7 - Interopérabilité
Mesurable à la capacité des agents à communiquer sans conflits, notamment lorsqu'ils résident sur des systèmes et/ou des navigateurs différents, ainsi que des environnements réseau hétérogènes.
Un cas d'usage pour quatre protocoles
Les auteurs de la taxonomie ont comparé quatre protocoles (MCP, A2A, ANP et Agora) sur un cas d'usage : planifier un voyage de 5 jours entre Pékin et New York.

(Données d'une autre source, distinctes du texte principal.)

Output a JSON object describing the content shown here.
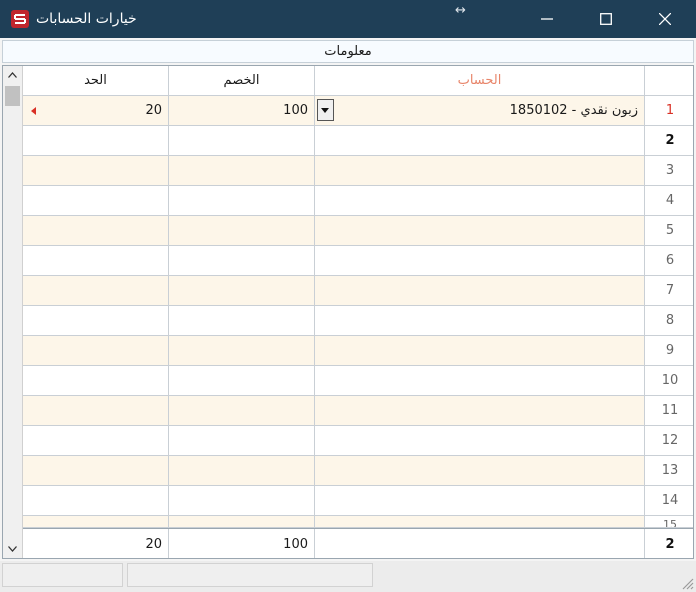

Il illustre l'approche centralisée de MCP. Un agent coordonner toutes les interactions avec les services externes. Le client invoque distinctement les serveurs "vol", "hôtel" et "météo", qui n'interagissent pas entre eux. Le flux d'information suit un pattern en étoile, autour du client, qui agrège les réponses et fournit le plan de voyage.
Cette architecture simple et contrôlable est idéale pour des workflows bien définis. Elle manque en revanche de flexibilité. L'agent central crée par ailleurs un point de dépendance (il doit connaître tous les services et leurs interfaces) et potentiellement un goulet d'étranglement (toutes les communications doivent passer par lui).
A2A organise les agents en groupes logiques (transport d'un côté, hébergement et activités de l'autre). Chacun a ses dépendances explicites ("vol" et "activités" envers "météo", par exemple). Ils communiquent entre eux sans coordinateur centrale, le planificateur collectant simplement les résultats.
Cette option est plus flexible que MCP, réduit la charge de communicaiton et ouvre la voie à des patterns collaboratifs plus complexes.
Avec ANP, des frontières organisationnelles séparent "compagnie aérienne", "hôtel" et "site météo". Les négociations entre agents se font à travers ces domaines. L'agent principal conserve la logique de traitement, mais délègue les étapes d'exécution via des interfaces de type API. Les protocoles de requête-réponse sont donc structurés, par opposition au système de délégation par messages sur lequel repose A2A. Une approche idéale pour mettre en relation des agents aux capacités distinctes, aux interfaces bien définies et, potentiellement, aux domaines de sécurité variables.
Avec Agora, la requête de planification de voyage est traduite en composants structurés (origine, destination, durée, budget). Puis transformée, sur cette base, en protocoles dispatchés aux agents spécialisés, qui n'ont pas à comprendre l'intention de l'utilisateur.